Ob zu Hause, im Pflegeheim oder im Krankenhaus – langes Liegen oder Sitzen geht für Menschen, die in ihrer Bewegung eingeschränkt sind, mit einem hogen Risiko für Dekubitus einher. Laut Daten der KKH Kaufmännische Krankenkasse ist der Anteil der Betroffenen stark gestiegen. Demnach mussten im vergangenen Jahr rund 80 Prozent mehr Menschen aufgrund einer solchen Hautschädigung ärztlich behandelt werden als noch vor zehn Jahren, teilt die Krankenkasse mit.

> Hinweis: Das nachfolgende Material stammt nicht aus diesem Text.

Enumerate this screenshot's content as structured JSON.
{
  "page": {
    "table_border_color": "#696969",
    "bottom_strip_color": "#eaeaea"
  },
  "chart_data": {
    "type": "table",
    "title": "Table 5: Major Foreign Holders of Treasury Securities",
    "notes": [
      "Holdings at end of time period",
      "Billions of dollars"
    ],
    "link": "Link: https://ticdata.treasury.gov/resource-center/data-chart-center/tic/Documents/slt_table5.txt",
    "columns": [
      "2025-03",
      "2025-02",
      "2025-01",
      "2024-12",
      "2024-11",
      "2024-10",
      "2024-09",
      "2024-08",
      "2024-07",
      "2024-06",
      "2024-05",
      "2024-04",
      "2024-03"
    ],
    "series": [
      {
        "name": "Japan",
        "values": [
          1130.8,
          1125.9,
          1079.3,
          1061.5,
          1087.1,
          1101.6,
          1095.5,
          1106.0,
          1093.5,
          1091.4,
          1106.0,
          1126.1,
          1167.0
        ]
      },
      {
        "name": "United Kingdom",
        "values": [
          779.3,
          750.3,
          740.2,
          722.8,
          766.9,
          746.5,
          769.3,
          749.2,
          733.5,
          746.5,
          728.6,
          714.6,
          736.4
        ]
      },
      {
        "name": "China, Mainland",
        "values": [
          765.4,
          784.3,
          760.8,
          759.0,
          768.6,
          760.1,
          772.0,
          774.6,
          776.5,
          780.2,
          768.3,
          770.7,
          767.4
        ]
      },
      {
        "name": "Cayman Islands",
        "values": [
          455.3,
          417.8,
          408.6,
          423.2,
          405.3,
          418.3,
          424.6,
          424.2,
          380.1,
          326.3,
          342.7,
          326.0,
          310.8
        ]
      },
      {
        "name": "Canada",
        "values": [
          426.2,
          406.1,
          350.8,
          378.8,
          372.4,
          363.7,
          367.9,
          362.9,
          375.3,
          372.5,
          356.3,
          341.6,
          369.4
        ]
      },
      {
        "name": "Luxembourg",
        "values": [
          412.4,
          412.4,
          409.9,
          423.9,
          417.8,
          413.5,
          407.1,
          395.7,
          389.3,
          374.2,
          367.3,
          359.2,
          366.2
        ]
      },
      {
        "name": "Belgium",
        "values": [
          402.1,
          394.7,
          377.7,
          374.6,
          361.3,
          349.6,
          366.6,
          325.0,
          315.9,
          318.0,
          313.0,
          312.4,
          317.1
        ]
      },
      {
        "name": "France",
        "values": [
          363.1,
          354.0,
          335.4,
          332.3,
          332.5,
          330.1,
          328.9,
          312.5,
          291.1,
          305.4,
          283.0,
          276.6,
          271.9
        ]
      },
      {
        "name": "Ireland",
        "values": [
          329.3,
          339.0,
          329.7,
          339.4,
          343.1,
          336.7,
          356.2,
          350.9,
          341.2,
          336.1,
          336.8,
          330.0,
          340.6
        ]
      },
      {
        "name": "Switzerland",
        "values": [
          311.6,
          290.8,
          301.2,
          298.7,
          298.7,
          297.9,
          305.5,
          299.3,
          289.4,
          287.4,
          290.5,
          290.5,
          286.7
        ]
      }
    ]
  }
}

„Das ist eine alarmierende Entwicklung, die sicherlich auf unseren demografischen Wandel und die alternde Bevölkerung zurückzuführen ist“, erklärt Friederike Beister, Pflegeexpertin der KKH Kaufmännische Krankenkasse. Denn vor allem bei Menschen über 70 Jahren tritt Dekubitus vermehrt auf. Fast drei Prozent der Versicherten ab diesem Alter waren im Jahr 2021 von einem Druckgeschwür betroffen.
Auch wenn die Gefahr in der Pflege inzwischen hinlänglich bekannt ist, erfolge die Versorgung nicht immer nach medizinischen Expertenstandards. „Aus diesem Grund ist es umso wichtiger, dass Pflegepersonal, pflegende Angehörige und Betroffene wissen, welche Präventionsmaßnahmen getroffen werden können und wie bei ersten Anzeichen für einen Dekubitus bestenfalls reagiert werden sollte“, sagt Friederike Beister.
Um über die Gefahren und konkreten Möglichkeiten der Vorsorge zu informieren, veranstaltet die KKH in Kooperation mit der Famplus GmbH am Dienstag, 18. Oktober, von 17 bis 18.30 Uhr ein Online-Pflegeseminar. Die Teilnahme ist auch für Nicht-KKH-Mitglieder kostenlos.